The University of Texas at Austin changed their recruiting tools and their slogan to “the best place to go to work on your personal brand.” Now it’s about how schools are going to help athletes get paid. That might be a drawback. Schools might start recruiting differently based on your social media followers as opposed to how good you are at the sport. The athlete could bring more money to school that way.
With everything good comes some bad.
MarketWatch: Adonal, you wrote a book about pro athletes and money management called “Winning the Money Game.” Can you talk about how college athletes gaining the ability to make money could be risky, and how they might want to apply some of the lessons you mentioned in your book?
Foyle: What better place than college for players to learn how to manage money? Where else would you teach it? The college system has a unique opportunity. This is the time to put a financial program in place to look at this issue and discuss it in an academic setting.
You can’t wait until you get to the NBA and have $1 million in your hands to figure out finance.
MarketWatch: What’s next for the NCAA?
Ezeli: I definitely don’t have the answer. Who’s going to control how much money the athletes will make? They’re on all the different social media: YouTube
How do you monitor all of it?
It’s going to take a whole new section of authority, a new branch to monitor who’s getting paid and how. Players will need to be educated on taxes and legalities. The gambling thing comes into play as well. It’s a whole lot more to monitor. I definitely don’t want to be the NCAA now.

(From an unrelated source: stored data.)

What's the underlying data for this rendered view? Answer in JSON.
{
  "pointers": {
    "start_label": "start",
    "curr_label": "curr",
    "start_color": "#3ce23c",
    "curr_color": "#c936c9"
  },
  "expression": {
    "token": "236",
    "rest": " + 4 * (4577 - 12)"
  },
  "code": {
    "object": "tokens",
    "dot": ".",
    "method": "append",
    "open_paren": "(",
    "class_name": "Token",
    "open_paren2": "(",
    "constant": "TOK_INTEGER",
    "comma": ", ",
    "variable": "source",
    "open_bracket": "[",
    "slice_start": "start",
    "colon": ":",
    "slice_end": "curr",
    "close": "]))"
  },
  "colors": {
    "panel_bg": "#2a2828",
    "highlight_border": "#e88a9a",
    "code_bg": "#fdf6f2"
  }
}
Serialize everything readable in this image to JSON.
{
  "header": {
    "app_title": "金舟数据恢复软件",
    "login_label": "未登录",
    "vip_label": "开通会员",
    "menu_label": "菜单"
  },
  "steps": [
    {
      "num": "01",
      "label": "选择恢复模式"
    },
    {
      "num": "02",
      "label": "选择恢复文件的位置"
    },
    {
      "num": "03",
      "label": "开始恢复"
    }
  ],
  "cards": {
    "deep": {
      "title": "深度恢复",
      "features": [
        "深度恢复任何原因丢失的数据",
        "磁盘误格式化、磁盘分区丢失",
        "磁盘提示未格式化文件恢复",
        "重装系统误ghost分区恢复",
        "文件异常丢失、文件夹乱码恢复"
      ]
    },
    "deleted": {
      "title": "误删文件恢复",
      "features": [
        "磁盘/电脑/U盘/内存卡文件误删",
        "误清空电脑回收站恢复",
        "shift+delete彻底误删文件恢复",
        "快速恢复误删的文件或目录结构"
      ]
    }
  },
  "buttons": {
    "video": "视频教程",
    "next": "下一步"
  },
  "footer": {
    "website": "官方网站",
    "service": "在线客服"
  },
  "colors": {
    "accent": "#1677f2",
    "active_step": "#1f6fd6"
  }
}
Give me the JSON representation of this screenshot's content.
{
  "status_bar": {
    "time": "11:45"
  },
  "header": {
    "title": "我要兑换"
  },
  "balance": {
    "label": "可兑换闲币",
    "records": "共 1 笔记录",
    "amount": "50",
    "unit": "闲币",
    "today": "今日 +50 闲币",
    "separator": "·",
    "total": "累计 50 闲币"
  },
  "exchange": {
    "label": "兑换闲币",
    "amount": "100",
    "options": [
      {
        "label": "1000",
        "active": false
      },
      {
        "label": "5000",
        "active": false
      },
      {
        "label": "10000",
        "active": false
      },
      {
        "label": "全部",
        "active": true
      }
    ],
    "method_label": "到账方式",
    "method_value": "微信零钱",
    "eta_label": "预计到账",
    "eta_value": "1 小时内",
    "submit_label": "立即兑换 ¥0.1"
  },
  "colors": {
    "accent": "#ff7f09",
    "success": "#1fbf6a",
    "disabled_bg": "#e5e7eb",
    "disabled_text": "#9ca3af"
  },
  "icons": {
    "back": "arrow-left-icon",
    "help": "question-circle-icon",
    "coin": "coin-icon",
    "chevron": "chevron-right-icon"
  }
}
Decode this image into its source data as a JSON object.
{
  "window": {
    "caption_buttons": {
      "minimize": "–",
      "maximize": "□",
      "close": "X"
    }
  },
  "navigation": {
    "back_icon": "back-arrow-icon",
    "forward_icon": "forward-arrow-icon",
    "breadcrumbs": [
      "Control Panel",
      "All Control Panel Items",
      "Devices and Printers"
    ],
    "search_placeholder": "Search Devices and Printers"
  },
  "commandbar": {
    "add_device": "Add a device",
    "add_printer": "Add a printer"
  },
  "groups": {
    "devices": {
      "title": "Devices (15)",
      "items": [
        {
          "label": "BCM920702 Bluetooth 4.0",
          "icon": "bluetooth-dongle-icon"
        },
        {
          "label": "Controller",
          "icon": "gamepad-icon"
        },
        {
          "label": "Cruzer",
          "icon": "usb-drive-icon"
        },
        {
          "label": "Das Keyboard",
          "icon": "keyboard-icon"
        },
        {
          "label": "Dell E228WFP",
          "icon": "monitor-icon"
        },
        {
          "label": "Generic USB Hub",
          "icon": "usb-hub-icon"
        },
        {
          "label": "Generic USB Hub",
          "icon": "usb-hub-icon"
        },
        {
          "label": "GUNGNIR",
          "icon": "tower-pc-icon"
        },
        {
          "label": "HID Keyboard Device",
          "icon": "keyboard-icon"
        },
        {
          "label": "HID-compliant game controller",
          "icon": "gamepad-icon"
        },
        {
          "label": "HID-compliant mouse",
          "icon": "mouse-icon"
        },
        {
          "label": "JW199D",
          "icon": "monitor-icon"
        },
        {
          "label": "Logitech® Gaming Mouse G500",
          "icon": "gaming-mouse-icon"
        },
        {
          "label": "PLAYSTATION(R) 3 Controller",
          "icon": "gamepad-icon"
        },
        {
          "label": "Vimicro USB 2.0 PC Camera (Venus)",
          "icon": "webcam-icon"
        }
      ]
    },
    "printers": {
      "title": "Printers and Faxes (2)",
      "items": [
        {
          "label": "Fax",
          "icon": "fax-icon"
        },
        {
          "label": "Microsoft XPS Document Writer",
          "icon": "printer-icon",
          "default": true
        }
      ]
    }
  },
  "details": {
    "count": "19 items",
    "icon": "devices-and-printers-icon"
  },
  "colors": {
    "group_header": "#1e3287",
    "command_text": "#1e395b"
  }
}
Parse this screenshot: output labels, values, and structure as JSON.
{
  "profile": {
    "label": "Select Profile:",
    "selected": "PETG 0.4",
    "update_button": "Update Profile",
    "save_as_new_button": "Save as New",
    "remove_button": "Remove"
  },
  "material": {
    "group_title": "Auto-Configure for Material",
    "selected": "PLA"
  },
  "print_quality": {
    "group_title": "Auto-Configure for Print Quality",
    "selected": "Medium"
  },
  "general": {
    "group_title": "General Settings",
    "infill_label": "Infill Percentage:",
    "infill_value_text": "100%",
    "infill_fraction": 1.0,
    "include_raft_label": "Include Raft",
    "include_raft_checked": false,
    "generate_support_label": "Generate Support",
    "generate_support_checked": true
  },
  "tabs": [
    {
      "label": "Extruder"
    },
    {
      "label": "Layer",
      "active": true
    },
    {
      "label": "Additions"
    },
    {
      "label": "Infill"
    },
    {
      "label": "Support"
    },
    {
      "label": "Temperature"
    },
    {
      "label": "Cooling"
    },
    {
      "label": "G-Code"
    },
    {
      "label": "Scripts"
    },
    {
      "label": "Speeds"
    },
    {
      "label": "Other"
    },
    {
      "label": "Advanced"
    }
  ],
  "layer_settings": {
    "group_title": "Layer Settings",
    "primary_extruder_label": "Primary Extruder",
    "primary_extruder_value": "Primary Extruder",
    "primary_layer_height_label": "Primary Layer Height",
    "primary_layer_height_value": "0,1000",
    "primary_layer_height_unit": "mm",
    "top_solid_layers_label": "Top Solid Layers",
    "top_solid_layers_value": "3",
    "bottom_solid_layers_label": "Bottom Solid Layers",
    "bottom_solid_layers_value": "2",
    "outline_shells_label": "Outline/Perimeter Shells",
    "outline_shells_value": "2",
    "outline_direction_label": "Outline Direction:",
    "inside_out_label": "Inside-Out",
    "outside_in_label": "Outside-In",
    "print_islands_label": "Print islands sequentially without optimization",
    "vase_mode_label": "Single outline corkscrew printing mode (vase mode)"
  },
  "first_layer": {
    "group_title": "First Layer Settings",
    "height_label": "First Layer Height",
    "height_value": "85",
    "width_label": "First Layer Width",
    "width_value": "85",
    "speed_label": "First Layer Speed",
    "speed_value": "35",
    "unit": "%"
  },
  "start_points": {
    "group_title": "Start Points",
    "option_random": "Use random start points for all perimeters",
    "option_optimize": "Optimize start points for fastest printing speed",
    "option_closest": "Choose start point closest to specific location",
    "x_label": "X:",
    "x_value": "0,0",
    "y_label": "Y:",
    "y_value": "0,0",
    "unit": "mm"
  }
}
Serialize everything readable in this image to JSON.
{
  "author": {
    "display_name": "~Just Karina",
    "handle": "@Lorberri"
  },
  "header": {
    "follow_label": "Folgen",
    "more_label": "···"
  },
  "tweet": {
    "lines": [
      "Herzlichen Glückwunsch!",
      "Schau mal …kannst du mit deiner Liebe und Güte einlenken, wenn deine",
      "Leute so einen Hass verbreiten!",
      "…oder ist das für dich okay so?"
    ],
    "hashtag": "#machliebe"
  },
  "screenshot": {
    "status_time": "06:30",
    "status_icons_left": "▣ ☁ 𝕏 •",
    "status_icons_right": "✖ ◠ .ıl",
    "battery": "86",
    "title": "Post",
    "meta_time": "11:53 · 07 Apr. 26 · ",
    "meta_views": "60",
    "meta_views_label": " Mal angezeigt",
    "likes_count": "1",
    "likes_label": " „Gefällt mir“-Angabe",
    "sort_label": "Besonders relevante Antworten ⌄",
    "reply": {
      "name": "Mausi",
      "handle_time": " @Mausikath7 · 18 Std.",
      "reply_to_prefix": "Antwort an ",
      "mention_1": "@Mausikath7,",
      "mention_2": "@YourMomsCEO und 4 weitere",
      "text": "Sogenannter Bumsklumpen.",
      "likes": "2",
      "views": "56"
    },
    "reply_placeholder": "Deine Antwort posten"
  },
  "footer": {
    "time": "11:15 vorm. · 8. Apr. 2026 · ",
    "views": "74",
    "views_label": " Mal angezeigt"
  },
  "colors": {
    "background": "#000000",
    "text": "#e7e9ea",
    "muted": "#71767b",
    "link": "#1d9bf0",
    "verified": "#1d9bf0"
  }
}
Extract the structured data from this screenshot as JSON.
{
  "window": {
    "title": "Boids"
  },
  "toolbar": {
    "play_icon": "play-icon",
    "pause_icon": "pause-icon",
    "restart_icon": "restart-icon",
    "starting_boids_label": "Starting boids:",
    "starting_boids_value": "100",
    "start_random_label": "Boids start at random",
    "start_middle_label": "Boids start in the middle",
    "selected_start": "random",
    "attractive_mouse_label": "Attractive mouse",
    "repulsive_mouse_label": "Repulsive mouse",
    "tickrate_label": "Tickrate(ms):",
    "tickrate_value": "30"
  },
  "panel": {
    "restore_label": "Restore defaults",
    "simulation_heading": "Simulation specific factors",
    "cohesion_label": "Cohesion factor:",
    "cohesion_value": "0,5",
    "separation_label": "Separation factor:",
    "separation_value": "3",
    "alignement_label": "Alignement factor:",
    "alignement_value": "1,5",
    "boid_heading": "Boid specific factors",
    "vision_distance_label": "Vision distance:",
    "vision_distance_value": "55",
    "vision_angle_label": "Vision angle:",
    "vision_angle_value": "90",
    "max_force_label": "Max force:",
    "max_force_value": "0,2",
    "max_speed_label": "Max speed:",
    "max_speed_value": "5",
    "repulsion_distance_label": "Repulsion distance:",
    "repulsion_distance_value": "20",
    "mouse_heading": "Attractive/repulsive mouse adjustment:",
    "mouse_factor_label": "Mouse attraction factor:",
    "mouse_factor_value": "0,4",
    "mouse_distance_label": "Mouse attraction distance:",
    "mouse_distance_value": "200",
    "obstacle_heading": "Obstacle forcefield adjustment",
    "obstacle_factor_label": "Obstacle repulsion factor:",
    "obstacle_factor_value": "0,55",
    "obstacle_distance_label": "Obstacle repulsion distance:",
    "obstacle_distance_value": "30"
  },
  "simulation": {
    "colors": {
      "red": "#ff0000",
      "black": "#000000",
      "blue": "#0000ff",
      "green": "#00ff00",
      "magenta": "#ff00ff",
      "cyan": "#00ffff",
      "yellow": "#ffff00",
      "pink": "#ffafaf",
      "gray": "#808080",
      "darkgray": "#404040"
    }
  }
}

Foyle: The NCAA system is broken. We know that the majority of sports in this country don’t make a lot of money. Most of the money comes from football and basketball, which are played by predominantly Black and brown athletes. Fifty-six percent of NCAA athletes are white, but Black and brown athletes bring in a majority of the money in the collegiate ranks. Athletes were not allowed to get any of the $18.9 billion in NCAA revenue in 2019.
There are inherent disparities in the system. That needs to change to make sure we don’t exploit athletes. There’s no other system in the world where the governing body is a 501(c)(3) [nonprofit], coaches make millions of dollars and have contractual agreements with universities, and the players get nothing.
If a kid comes from an inner city, college gives them a chance. Sometimes they get hurt and lose their opportunity and they get cut. How is that a fair system when you can still end up not getting that degree? A life-changing experience can easily be taken away.
We need to continue to make changes. More has to be done. We have to get to the point where athletes can have access to workers’ compensation and collectively bargain.
Ultimately, athletes are being used for their labor. As such, they should be paid for the work they do … especially given the financial return those programs receive as a result of that labor.